16 July 2020

  • Chicago values are mixed at midday with corn/soybeans firm, while the wheat market sags on diminished fund buying. Spread unwinding has been the morning’s feature with wheat/corn and soybean/corn spreads being exited.
  • The volume of trade is average, but few end users desire to chase corn/ soybean markets higher amid favourable Central US weather. And US farmers are more willing sellers of stored old crop grain now that more regular rains are making their new crops. Sweeping bins is something that farmers will be engaged in to prepare for a large coming new crop. We anticipate a mixed close with December corn and November soybeans up against resistance at $3.39 and $8.95-9.05, respectively.
  • FAS confirmed the China booked 522,000 my of US soybeans with another were 351,000 mt sold to an unknown destination (thought to be China). Of the total, 197,000 my was for old crop with the remainder for new crop. China has become a much more regular soybean buyer this week, and the hope is that China will continue to book 1.5-1.7 million mt/weekly going forward. Exporters report that China continues to seek additional US soybeans, while interest in wheat, corn, and soyoil appears to have temporarily abated.
  • Chicago brokers estimate that funds have bought 9,700 contracts of corn and 5,700 contracts of soybeans, while selling 6,600 contracts of wheat.
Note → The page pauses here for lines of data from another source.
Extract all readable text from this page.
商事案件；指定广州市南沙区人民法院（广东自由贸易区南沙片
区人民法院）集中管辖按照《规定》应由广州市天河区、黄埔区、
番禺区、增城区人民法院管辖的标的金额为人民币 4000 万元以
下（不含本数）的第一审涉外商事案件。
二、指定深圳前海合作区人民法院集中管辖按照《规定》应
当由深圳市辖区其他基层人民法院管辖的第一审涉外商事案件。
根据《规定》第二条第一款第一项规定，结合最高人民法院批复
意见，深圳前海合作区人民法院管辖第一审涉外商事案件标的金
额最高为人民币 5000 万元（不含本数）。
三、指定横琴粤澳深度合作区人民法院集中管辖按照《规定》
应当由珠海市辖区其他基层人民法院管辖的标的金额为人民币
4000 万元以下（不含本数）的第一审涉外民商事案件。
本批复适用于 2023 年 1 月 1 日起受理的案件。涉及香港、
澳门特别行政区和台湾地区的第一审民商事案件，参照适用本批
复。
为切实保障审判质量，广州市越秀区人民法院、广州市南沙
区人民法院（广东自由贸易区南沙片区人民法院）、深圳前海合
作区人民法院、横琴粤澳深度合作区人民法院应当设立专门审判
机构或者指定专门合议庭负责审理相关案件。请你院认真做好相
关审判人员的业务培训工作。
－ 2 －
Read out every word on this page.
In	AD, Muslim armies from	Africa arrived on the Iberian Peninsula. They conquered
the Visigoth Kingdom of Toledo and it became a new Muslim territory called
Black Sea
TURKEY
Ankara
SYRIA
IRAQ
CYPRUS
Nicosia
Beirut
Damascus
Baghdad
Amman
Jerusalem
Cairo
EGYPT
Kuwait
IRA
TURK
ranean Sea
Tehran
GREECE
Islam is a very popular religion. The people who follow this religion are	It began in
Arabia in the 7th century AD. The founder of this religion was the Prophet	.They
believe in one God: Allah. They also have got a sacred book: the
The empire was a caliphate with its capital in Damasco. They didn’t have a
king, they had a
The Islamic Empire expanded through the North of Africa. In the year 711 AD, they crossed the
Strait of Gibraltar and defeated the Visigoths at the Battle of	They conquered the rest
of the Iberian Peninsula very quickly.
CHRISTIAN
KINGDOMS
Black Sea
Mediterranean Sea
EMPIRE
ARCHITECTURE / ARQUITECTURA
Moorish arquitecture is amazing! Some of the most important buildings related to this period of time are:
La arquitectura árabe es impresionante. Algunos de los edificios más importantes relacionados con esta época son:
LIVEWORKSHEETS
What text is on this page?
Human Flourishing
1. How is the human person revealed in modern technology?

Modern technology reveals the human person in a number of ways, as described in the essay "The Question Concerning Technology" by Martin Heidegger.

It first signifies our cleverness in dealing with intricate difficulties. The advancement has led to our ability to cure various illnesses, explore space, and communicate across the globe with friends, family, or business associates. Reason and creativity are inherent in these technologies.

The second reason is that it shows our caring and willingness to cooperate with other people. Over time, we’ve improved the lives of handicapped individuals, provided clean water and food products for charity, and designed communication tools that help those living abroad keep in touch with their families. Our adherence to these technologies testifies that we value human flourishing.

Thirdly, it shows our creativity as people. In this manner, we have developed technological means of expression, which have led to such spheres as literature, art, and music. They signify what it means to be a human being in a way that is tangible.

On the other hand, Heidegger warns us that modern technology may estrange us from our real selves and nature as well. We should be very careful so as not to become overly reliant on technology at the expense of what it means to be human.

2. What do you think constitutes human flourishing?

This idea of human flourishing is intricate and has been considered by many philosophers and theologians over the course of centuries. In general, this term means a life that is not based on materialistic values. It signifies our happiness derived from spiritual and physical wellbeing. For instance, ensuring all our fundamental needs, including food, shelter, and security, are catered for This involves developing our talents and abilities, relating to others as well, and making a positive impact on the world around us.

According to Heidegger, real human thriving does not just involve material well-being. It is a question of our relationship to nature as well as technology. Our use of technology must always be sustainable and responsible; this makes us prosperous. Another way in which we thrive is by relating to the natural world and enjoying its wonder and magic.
Funds have bought 4,300 contracts ofsoyoil and 2,100 contracts of soymeal.
  • US weekly export sales for the week ending July 9 were; 28.1 million bu of wheat, 38.6 million bu of old crop and 25.8 million bu of new crop corn, and 11.5 million bu of old crop soybeans and 28.2 million bu of new crop. The corn and soybean sales totals were large, and they will be big again next week following daily announcements this week to China.
  • On a known basis, China has now booked 2.1 million mt of old and 1.8 million of new crop corn. Adding in this week’s daily sales announcements, China has secured around 5.8 million mt of US corn in both crop years combined. Based on poor 2019 crop quality, we would suspect that 1 million mt of the US the old crop corn sale could get rolled forward to new crop. This means that China has nearly booked 5.0 million mt of 2020/21 US corn or 196 million bu. In terms of yield, this works out to 2.3 bushels/acre of the 2020 US corn crop. China has only shipped out 16.6 million bu of 84 million of old crop purchases. Between the US and Ukraine, China has fulfilled its TRQ corn purchase commitment for 2020.
  • The UN is warning of a knock-on impact of Covid-19 with falls in demand that could result in sharp falls in grain/food values. Egypt’s GASC wheat tender secured less than desired tonnages as credit was not available to make the full purchase. Outside of China, world commodity demand is in fast retreat.
  • Warm/wet is the GFS weather forecast over the next 14 days with the jet stream sagging further southward. The sagging jet stream allows temperatures to be slightly cooler (vs the overnight run) while providing a daily chance of Midwest/Plains rainfall. The 10-day rainfall outlook suggests that any heavy rain is focused across the Central and Southern Midwest. A front will hold across this area and became the focal point for frequent showers/storms. The regular rain along with modification in temperatures favours reproducing corn/soy crops. Crop condition ratings are expected to start rising again coming weeks. The 10-15 day forecast offers no extreme heat with ongoing rain. Midwest high temperatures hold in the 80′s to lower 90′s.
  • The wheat market did not like that China did not show up as a buyer for 2 cargoes of US SRW wheat in the sales report. Soybean futures are firm on new fund buying while corn is supported by wheat/corn spread unwinding. The Central US weather forecast is warm/wet which favours yield. The long-range NOAA weather forecast did not offer any real concern for August rainfall or temperatures. Record US corn/soy yields are possible. We remain bearish amid large supplies/stocks.